Featuring sessions on exploration and production, resource management, sustainable energy, technology and a host of panel discussions, the conference will offer a wide range of technical content. There will also be plenty of networking and opportunities to connect, whether at the Ice Breaker reception, visiting with exhibitors, attending core workshops, field trips, social events or oral and poster technical sessions.
Persistence versus Preparation
I thought I was in decent shape.
Still struggling for the summit, my feet leaden, I looked down to see this guy at least twice my age slowly jogging up the switchbacks. He pulled even with us and stopped to chat, barely out of breath, a sheen of sweat on his brow, and, as he put it, “out for his long weekend run.” Ugh.
Those last several vertical feet of the Barr Trail felt like I was clambering over a wall. I hoisted myself up, got my elbows and a leg over the edge and then rolled over onto the summit – at least that’s what it felt like.
I had made it. But it’s a surreal experience once you do, because there you are, hair plastered to your forehead, panting for breath, dehydrated, your shirt stuck to your back.

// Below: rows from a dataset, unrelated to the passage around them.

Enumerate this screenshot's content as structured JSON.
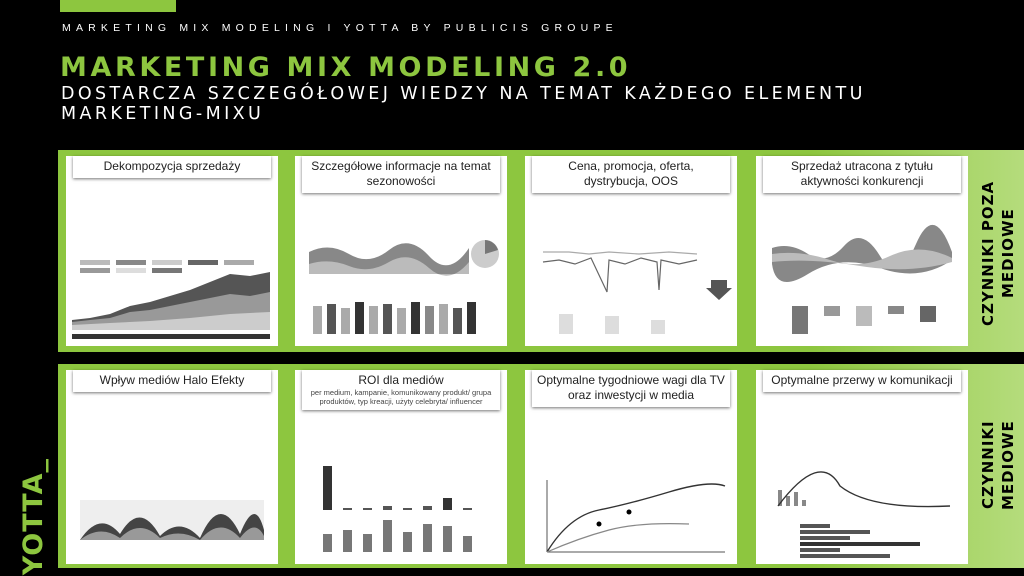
{
  "header": {
    "kicker": "MARKETING MIX MODELING I YOTTA BY PUBLICIS GROUPE",
    "title": "MARKETING MIX MODELING 2.0",
    "subtitle": "DOSTARCZA SZCZEGÓŁOWEJ WIEDZY NA TEMAT KAŻDEGO ELEMENTU MARKETING-MIXU"
  },
  "sections": {
    "top_label": "CZYNNIKI POZA MEDIOWE",
    "bottom_label": "CZYNNIKI MEDIOWE"
  },
  "cards_top": [
    {
      "title": "Dekompozycja sprzedaży"
    },
    {
      "title": "Szczegółowe informacje na temat sezonowości"
    },
    {
      "title": "Cena, promocja, oferta, dystrybucja, OOS"
    },
    {
      "title": "Sprzedaż utracona z tytułu aktywności konkurencji"
    }
  ],
  "cards_bottom": [
    {
      "title": "Wpływ mediów Halo Efekty"
    },
    {
      "title": "ROI dla mediów",
      "subtitle": "per medium, kampanie, komunikowany produkt/ grupa produktów, typ kreacji, użyty celebryta/ influencer"
    },
    {
      "title": "Optymalne tygodniowe wagi dla TV oraz inwestycji w media"
    },
    {
      "title": "Optymalne przerwy w komunikacji"
    }
  ],
  "brand": {
    "logo": "YOTTA_",
    "accent": "#8dc63f"
  },
  "icons": [
    "arrow-down-icon"
  ]
}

And all around, tourists who have either driven to the top or taken the cog railway are looking at you, wondering, “What’s wrong with him?” while munching on hot dogs and candy bars from the visitor center.
What’s wrong with me, indeed?
We made it back to our car that night, feeling our way down the trail in the dark. We’d climbed up 7,000 feet and back down – a total of about 26 miles. Pikes Peak was more than I bargained for. It was more than I was prepared for. And if I had known the struggle and pain, both on the mountain and during the following days as my body recovered, I wouldn’t have started up the trail.
And that would have been my loss. Because as these months continue to teach us, step by step, one foot in front of the other, is how we confront any challenge – physical, career or personal – some adventures, others pure misery. We keep going.